Video Transcript
Vanadium(V) solution has an unusual yellow color that differentiates it from other
transition metal ion solutions. What is the electronic configuration of the V5+ ion? (A) Brackets Ar 4s1, (B) brackets Ar 3d1 4s2, (C) brackets Ar 4s2, (D) brackets Ar
3d1 4s1, (E) brackets Ar.
Transition metals can be found in groups three through 11 on the periodic table. These metals have many fascinating properties, including the formation of multiple
ions, some of which form colored solutions. Vanadium is a period four transition metal that forms an ion with an unusual yellow
color in solution. This ion is the V5+ ion.

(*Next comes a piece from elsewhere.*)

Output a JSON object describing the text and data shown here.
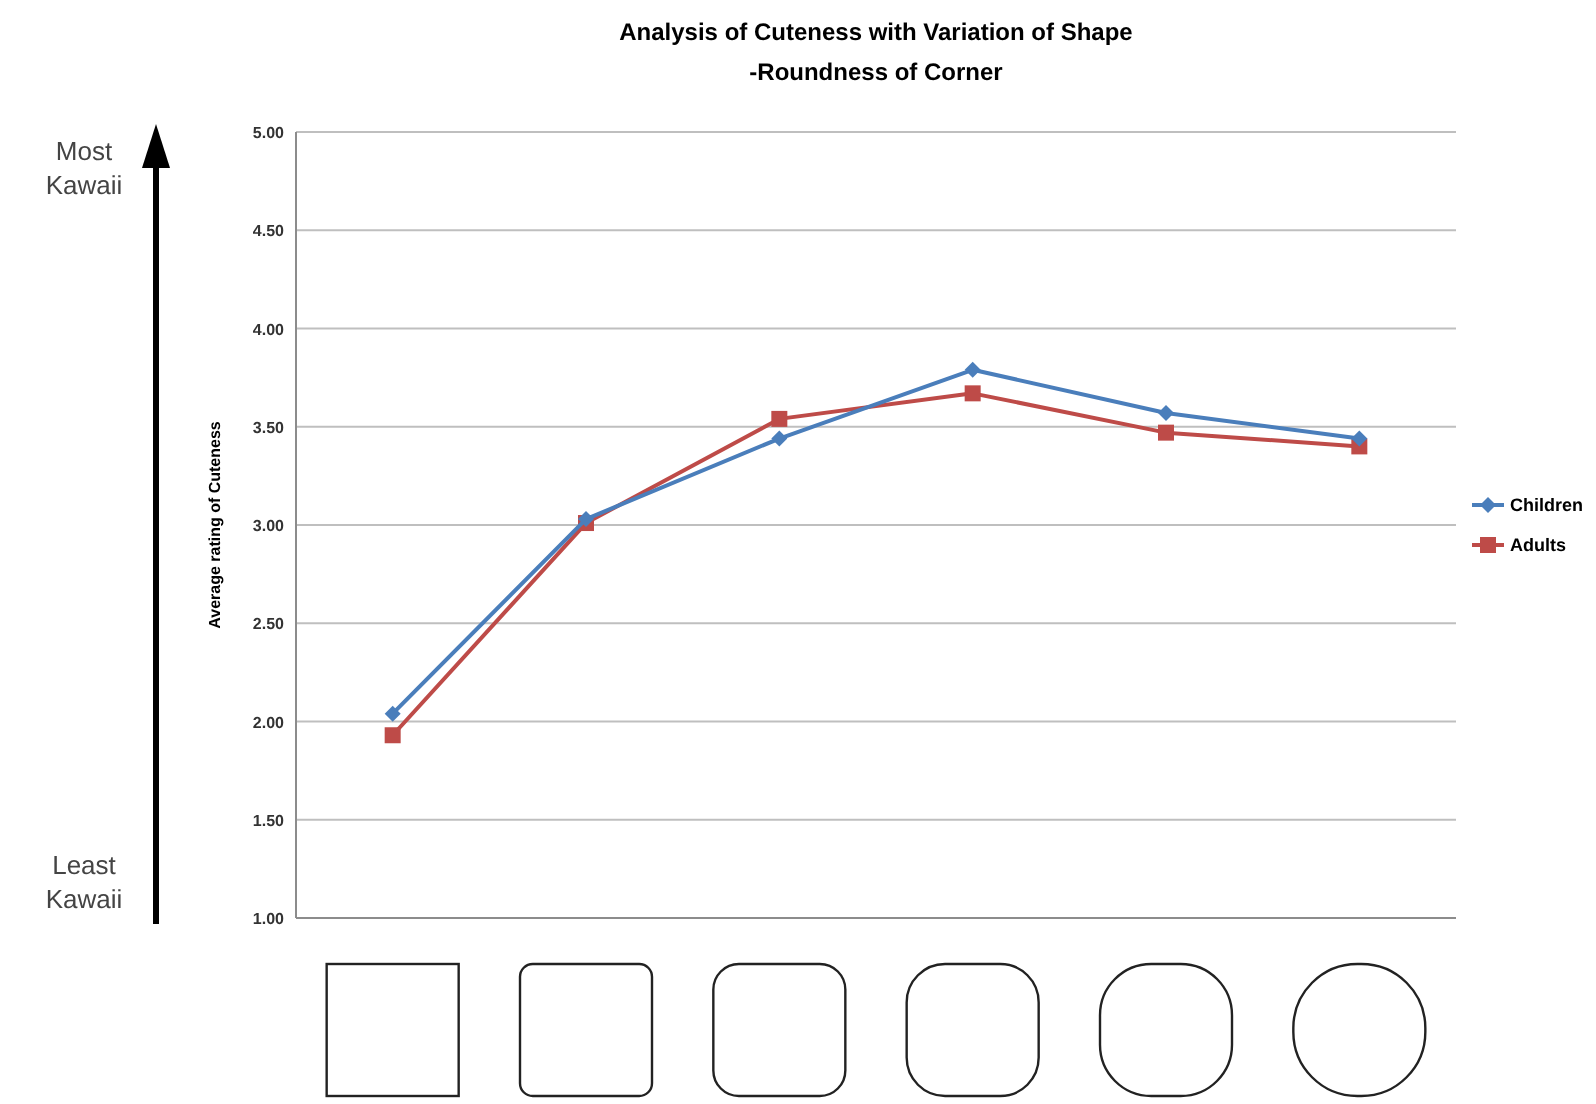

A transition element is defined as having atoms with incomplete d subshells or can
form cations with incomplete d subshells. It is because of this incomplete d subshell that these elements have unique
properties. The electronic configuration of a vanadium atom is 1s2 2s2 2p6 3s2 3p6 4s2 3d3. Writing out the electronic configuration for elements in period four and beyond is a
lengthy process, so we can use a form of shorthand called condensed notation.

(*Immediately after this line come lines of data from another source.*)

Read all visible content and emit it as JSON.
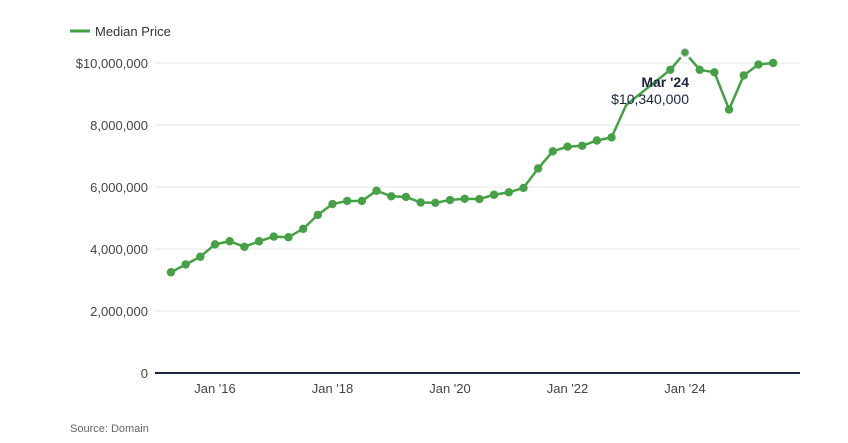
{
  "chart_data": {
    "type": "line",
    "title": "",
    "xlabel": "",
    "ylabel": "",
    "legend": {
      "position": "top-left",
      "entries": [
        "Median Price"
      ]
    },
    "series": [
      {
        "name": "Median Price",
        "color": "#45a046",
        "points": [
          {
            "x": "2015-04",
            "y": 3250000
          },
          {
            "x": "2015-07",
            "y": 3500000
          },
          {
            "x": "2015-10",
            "y": 3750000
          },
          {
            "x": "2016-01",
            "y": 4150000
          },
          {
            "x": "2016-04",
            "y": 4250000
          },
          {
            "x": "2016-07",
            "y": 4070000
          },
          {
            "x": "2016-10",
            "y": 4250000
          },
          {
            "x": "2017-01",
            "y": 4400000
          },
          {
            "x": "2017-04",
            "y": 4380000
          },
          {
            "x": "2017-07",
            "y": 4650000
          },
          {
            "x": "2017-10",
            "y": 5100000
          },
          {
            "x": "2018-01",
            "y": 5450000
          },
          {
            "x": "2018-04",
            "y": 5550000
          },
          {
            "x": "2018-07",
            "y": 5550000
          },
          {
            "x": "2018-10",
            "y": 5880000
          },
          {
            "x": "2019-01",
            "y": 5700000
          },
          {
            "x": "2019-04",
            "y": 5680000
          },
          {
            "x": "2019-07",
            "y": 5500000
          },
          {
            "x": "2019-10",
            "y": 5490000
          },
          {
            "x": "2020-01",
            "y": 5580000
          },
          {
            "x": "2020-04",
            "y": 5620000
          },
          {
            "x": "2020-07",
            "y": 5610000
          },
          {
            "x": "2020-10",
            "y": 5750000
          },
          {
            "x": "2021-01",
            "y": 5830000
          },
          {
            "x": "2021-04",
            "y": 5970000
          },
          {
            "x": "2021-07",
            "y": 6600000
          },
          {
            "x": "2021-10",
            "y": 7150000
          },
          {
            "x": "2022-01",
            "y": 7300000
          },
          {
            "x": "2022-04",
            "y": 7330000
          },
          {
            "x": "2022-07",
            "y": 7500000
          },
          {
            "x": "2022-10",
            "y": 7600000
          },
          {
            "x": "2023-01",
            "y": 8650000,
            "marker": false
          },
          {
            "x": "2023-10",
            "y": 9780000
          },
          {
            "x": "2024-01",
            "y": 10340000
          },
          {
            "x": "2024-04",
            "y": 9780000
          },
          {
            "x": "2024-07",
            "y": 9700000
          },
          {
            "x": "2024-10",
            "y": 8500000
          },
          {
            "x": "2025-01",
            "y": 9600000
          },
          {
            "x": "2025-04",
            "y": 9950000
          },
          {
            "x": "2025-07",
            "y": 10000000
          }
        ]
      }
    ],
    "x_axis": {
      "ticks": [
        {
          "x": "2016-01",
          "label": "Jan '16"
        },
        {
          "x": "2018-01",
          "label": "Jan '18"
        },
        {
          "x": "2020-01",
          "label": "Jan '20"
        },
        {
          "x": "2022-01",
          "label": "Jan '22"
        },
        {
          "x": "2024-01",
          "label": "Jan '24"
        }
      ]
    },
    "y_axis": {
      "ylim": [
        0,
        10500000
      ],
      "ticks": [
        {
          "value": 0,
          "label": "0"
        },
        {
          "value": 2000000,
          "label": "2,000,000"
        },
        {
          "value": 4000000,
          "label": "4,000,000"
        },
        {
          "value": 6000000,
          "label": "6,000,000"
        },
        {
          "value": 8000000,
          "label": "8,000,000"
        },
        {
          "value": 10000000,
          "label": "$10,000,000"
        }
      ],
      "grid": true
    },
    "annotation": {
      "x": "2024-01",
      "title": "Mar '24",
      "value_label": "$10,340,000"
    }
  },
  "source_text": "Source: Domain"
}
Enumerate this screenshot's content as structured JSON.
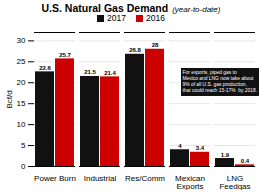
{
  "chart_data": {
    "type": "bar",
    "title": "U.S. Natural Gas Demand",
    "subtitle": "(year-to-date)",
    "ylabel": "Bcf/d",
    "categories": [
      "Power Burn",
      "Industrial",
      "Res/Comm",
      "Mexican\nExports",
      "LNG\nFeedgas"
    ],
    "series": [
      {
        "name": "2017",
        "color": "#111111",
        "values": [
          22.6,
          21.5,
          26.8,
          4,
          1.9
        ]
      },
      {
        "name": "2016",
        "color": "#cc0000",
        "values": [
          25.7,
          21.4,
          28,
          3.4,
          0.4
        ]
      }
    ],
    "ylim": [
      0,
      32
    ],
    "yticks": [
      0,
      5,
      10,
      15,
      20,
      25,
      30
    ],
    "grid": true,
    "legend": "top",
    "data_labels": true,
    "annotation": "For exports, piped gas to\nMexico and LNG now take about\n9% of all U.S. gas production,\nthat could reach 15-17%  by 2018."
  }
}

We can use the noble gas in the prior period on the periodic table, which in this
case is argon, to represent the core electrons of the atom. After writing brackets Ar, then we write the remaining subshells, which contain the
valence electrons. Now, when period four transition metals form cations, they lose electrons from the 4s
subshell first, before losing electrons from the 3d subshell.
In this question, we must determine the electronic configuration of the V5+ ion. A charge of five plus indicates that the vanadium atom lost five electrons. First, we will remove two electrons from the 4s subshell, leaving us with the
electronic configuration brackets Ar 3d3. The 4s subshell is now empty, so we’ll have to remove the next three electrons from
the 3d subshell. Since there are only three electrons in the 3d subshell, it is now empty as well,
which leaves us with an electronic configuration of brackets Ar.
If we look at the answer choices, the only one that matches the electronic
configuration we wrote is answer choice (E). Therefore, the electronic configuration of the V5+ ion is (E), brackets Ar.